Заказать - хотят старый мех в качестве образца или рамки от меха, причём срок изготовления до 2 месяцев. Инструмент единственный, поэтому такой вариант не очень подходит, хотя он раза в два дешевле, чем заказать оригинальный мех.


----------



## levsha34 (1 Апр 2018)

2 месяца это многовато, наверно сами отправляют куда-то для изготовления. У меня с почтовыми пересылками получается не больше 2,5 недель.
Ну тогда такой вариант: делаете из фанеры плоские копии рамок вашего инструмента, 2 шт. И отсылает производителю с Просьбой не клеить их или приклеить совсем слегка ( там по технологии может не получиться без наклейки на рамки), а потом наклеете сами после получения. Только гарантия скорее всего будет потеряна.


----------



## Kuzalogly (1 Апр 2018)

Или искать аварийную Супиту и её клоны).   

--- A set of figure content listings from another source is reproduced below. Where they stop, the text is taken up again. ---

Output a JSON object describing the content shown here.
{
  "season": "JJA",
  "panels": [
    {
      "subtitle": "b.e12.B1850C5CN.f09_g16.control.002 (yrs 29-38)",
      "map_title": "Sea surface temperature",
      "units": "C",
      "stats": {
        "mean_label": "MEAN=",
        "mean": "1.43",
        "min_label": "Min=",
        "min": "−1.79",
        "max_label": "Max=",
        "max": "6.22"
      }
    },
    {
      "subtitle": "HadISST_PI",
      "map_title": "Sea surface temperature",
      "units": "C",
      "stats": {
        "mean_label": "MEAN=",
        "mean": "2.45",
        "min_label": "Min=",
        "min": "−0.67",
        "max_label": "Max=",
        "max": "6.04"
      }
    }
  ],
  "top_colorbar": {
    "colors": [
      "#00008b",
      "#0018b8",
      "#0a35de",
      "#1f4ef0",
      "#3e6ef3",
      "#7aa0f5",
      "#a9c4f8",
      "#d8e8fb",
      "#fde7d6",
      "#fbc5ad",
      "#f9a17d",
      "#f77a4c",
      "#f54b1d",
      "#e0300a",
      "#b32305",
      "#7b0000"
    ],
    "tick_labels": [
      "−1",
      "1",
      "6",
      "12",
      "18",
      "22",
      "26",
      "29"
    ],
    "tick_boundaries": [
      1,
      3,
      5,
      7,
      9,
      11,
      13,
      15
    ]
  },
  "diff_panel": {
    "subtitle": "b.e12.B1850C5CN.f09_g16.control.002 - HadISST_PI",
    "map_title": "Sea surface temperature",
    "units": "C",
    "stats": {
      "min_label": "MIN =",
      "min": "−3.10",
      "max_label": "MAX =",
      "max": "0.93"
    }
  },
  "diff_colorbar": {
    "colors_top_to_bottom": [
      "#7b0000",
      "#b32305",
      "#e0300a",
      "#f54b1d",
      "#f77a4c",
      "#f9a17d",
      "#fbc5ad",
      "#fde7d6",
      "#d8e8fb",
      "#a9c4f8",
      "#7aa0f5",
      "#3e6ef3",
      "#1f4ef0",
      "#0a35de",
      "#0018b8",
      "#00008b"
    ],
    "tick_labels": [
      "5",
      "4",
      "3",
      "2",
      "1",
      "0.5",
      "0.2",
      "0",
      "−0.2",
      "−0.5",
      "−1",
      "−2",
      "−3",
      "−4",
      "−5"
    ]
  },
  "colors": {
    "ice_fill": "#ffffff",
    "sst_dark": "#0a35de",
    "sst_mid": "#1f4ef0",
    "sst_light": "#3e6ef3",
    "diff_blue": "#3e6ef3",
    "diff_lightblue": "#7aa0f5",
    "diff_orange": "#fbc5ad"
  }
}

Мне как-то раз отдали аккордеон, простреленный случайно при очередном кураже.  Механика- вдребезги. А мех, кстати, был как новенький))...


----------



## ugly (1 Апр 2018)

У нас в провинции живые Супиты бывают в продаже пару раз в год, откуда аварийные-то?


----------



## levsha34 (1 Апр 2018)

На аварийную супиту я бы не надеялся, я такую ищу уже лет 10. И даже если Вам повезёт, то продавать ее будут только целиком и цена будет от 20 тыс. В конце-концов закажите у столяра такие-же рамки и отошлите их, потом только отверстия и уплотнитель сами сделаете.


----------



## ugly (1 Апр 2018)

levsha34 писал:


> В конце-концов закажите у столяра такие-же рамки и отошлите их, потом только отверстия и уплотнитель сами сделаете.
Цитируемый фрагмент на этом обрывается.